Since my cancer is in my mouth, drastic steps have been taken. I've had nine teeth pulled out, perfectly good teeth, because they were damaged enough from 58 years of life that they might cause a horrible side effect called necrotic bone which would lead to my losing my lower jaw. So I no longer have molars. One premolar had to go too. I'm grateful they left my front teeth.
The radiation treatments start Monday, May 14. They made a plastic mask to hold my face still because the radiation has to go in specific places. As there's no way to hold my tongue still without making me choke, I have to try to do that myself. The side effects are the death of many salivary glands resulting in permanent dry mouth. My sense of taste will be damaged for at least months, maybe permanently. My teeth will have to be treated with extreme care and a lot of dentist visits from now on. I've had extremely expensive fluoride trays made. I thank God my church had resources available to help me pay for part of all the dental work. My long-suffering Mother paid for some too.
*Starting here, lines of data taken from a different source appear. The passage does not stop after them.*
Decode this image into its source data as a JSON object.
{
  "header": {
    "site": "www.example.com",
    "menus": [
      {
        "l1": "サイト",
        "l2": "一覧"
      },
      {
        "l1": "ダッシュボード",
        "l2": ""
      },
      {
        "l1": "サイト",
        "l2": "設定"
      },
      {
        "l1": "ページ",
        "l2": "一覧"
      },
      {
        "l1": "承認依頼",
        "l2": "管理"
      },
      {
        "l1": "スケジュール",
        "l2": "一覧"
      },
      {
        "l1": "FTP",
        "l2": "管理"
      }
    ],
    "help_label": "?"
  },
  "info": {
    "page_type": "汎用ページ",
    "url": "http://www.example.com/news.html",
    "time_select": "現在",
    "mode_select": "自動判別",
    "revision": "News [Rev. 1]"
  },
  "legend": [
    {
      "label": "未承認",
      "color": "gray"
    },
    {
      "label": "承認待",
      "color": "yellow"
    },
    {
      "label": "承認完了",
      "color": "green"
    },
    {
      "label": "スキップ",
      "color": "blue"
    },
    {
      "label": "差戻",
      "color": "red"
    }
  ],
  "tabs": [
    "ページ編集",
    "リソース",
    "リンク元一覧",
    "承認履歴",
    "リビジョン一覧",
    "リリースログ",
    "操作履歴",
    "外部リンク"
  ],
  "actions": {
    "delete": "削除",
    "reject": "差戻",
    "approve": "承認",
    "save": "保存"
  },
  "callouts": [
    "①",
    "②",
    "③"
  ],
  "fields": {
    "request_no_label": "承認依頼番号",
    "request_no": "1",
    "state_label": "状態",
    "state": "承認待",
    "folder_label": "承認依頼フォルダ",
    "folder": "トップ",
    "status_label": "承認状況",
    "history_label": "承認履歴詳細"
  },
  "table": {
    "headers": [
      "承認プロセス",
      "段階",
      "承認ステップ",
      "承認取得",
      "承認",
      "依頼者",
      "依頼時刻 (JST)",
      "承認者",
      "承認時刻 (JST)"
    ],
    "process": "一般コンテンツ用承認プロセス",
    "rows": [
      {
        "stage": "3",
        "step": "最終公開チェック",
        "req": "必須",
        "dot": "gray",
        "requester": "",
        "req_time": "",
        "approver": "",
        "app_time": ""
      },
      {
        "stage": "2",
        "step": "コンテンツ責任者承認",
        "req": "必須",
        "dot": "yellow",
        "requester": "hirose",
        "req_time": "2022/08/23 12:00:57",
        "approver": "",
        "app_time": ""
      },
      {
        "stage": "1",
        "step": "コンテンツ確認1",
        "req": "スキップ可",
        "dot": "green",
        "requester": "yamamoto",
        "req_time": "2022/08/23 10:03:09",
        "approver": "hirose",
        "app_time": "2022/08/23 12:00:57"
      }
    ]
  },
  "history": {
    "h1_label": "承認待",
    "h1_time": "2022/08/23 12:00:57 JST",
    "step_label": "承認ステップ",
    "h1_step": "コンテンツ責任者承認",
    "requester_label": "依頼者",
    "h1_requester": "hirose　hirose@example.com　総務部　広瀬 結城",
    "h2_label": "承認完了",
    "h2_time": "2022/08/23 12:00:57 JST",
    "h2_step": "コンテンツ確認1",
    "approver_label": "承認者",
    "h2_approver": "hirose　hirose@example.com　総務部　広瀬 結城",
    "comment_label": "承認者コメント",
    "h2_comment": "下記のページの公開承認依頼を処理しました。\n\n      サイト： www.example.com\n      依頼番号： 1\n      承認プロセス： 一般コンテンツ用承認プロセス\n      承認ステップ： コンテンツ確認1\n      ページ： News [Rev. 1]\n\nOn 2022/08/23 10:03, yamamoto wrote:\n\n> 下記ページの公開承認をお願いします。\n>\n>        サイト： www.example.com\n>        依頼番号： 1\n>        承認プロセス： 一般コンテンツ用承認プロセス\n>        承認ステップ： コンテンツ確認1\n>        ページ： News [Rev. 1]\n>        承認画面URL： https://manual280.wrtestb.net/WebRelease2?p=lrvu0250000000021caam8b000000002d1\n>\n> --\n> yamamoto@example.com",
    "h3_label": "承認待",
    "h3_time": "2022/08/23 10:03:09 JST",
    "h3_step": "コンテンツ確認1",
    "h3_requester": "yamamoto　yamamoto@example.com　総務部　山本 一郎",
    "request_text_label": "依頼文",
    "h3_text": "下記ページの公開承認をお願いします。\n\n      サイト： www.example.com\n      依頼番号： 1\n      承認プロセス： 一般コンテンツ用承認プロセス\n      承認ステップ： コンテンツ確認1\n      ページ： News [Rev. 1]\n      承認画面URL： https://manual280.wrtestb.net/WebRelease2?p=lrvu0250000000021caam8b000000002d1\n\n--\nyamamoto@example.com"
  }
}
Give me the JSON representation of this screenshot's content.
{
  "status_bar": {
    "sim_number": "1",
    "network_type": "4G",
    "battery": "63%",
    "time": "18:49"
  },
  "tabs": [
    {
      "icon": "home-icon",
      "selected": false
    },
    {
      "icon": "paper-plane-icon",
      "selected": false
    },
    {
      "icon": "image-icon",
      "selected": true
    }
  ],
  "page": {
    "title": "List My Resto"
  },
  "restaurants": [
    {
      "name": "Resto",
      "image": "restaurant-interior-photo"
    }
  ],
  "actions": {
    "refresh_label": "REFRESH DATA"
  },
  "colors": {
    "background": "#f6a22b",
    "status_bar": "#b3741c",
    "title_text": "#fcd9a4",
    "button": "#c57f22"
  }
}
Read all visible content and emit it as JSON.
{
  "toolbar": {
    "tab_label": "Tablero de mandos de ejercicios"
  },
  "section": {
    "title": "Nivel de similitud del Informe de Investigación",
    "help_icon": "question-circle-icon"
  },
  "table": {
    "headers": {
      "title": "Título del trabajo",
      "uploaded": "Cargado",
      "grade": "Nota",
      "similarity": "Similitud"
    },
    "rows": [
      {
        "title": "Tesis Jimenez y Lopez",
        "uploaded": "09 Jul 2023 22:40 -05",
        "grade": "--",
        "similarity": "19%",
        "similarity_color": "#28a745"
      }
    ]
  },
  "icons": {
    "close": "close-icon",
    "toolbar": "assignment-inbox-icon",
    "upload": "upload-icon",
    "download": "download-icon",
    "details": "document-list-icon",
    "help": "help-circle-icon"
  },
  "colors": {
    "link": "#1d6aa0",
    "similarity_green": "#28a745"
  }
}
Nothing like being unemployed and not having insurance while all this is going on.
The mask was very interesting. It was a mesh of plastic that they heat up with warm water and then mold to my face. I can breathe through it with no problem and open my eyes a bit if I need to. I didn't find it claustrophobic, for which I'm grateful. I have a tube of that mesh in my mouth to hold it open and help me hold my tongue still. The first thing they tried triggered my gag reflex. This will be clamped onto the headrest, and then I'll be slid into the radiation machine.
I HATED having my teeth pulled. I HATE having no molars and having such a hard time eating. I DO NOT WANT TO DO THIS. But this kind of cancer likes to return, and I WANT TO LIVE. Even though my life has been in the crapper the last few years, I still want more of it. I want to keep writing. I want my husband. I want my mom. I want my cats purring, soft and warm in my lap. I want to get to travel some more. I want to own a home again, and plant a garden. There are too many books I still want to read. I want to have more good times. So for all this, I'll endure what must be endured.